Bilecik’in Orta Sakarya Vadisi’nde yer alan, mikroklima iklimin aroma kattığı deve dişi tatlı narın üretiminde tek merkez olan İnhisar ilçesinde hasada başlandı.
Kaymakam Ali Açıkgöz, bu yıl 2 bin ton mahsul almayı beklediklerini kaydederek, “Burada kendine has farklı aroması bulunan bir nar yetişiyor. Hafif pembemsi, renkli ve iri taneli bir nar. Diğer hicaz narlarından çok farklı bir aromaya sahip” dedi.
İnhisar ilçesi Sakarya Vadisi’nde yer alan ve mikroklima iklim sayesinde kendine has aromaya sahip olan deve dişi tatlı narın hasadına başlandı. Yaklaşık 2 bin 500 dekarlık alanda yetişen deve dişi tatlı narlar, ağaçlardan özenle toplanıp, aralarında İstanbul ve Ankara’nın bulunduğu farklı illerdeki içecek fabrikalarına gönderilirken, bir kısmı da iç piyasada satışa sunuluyor. Üreticilerden Ahmet Güler’in bahçesindeki hasada katılan İnhisar Kaymakamı Ali Açıkgöz, bu yıl yaklaşık 2 bin ton mahsul almayı beklediklerini söyledi.

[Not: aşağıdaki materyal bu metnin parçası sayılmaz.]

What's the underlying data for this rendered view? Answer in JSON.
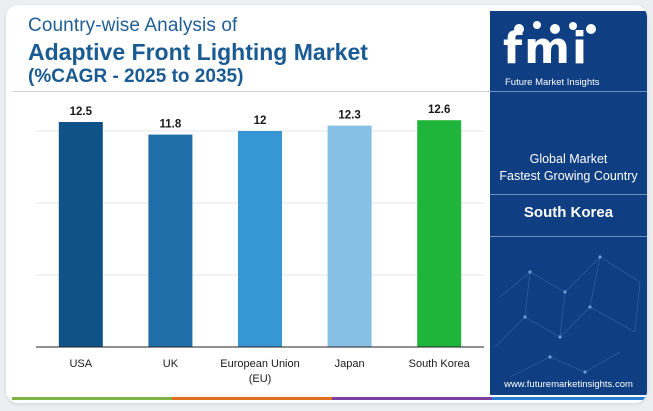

‘TAŞKÖPRÜ SARIMSAĞI GİBİ YERİNİ ALACAK’
İlçedeki mikroklima iklimin deve dişi tatlı narına kendine has aroma kattığını belirten Kaymakam Açıkgöz, “İnhisar ilçesi, Bilecik’in nar yetişen tek ilçesi. Burası Orta Sakarya Vadisi’nde, Sakarya Nehri’nin etkisi ile ve çevredeki dağların oluşturduğu bir mikroklima iklim alanı içerisinde bulunan bir bölge. Burada kendine has farklı aroması bulunan bir nar yetişiyor. Hafif pembemsi, renkli ve iri taneli bir nar. Diğer hicaz narlarından çok farklı bir aromaya sahip. Bununla ilgili coğrafi işaret alma çalışmaları da devam ediyor. Taşköprü’nün sarımsağı neyse İnhisar narı da o şekilde sofralarda yerini alacak. Bu yıl yaklaşık 2 bin ton mahsul almayı bekliyoruz” dedi.
‘NAR, İLAÇLARIN VİRÜSÜN İÇİNE DAHA HIZLI GİRMESİNİ SAĞLIYOR’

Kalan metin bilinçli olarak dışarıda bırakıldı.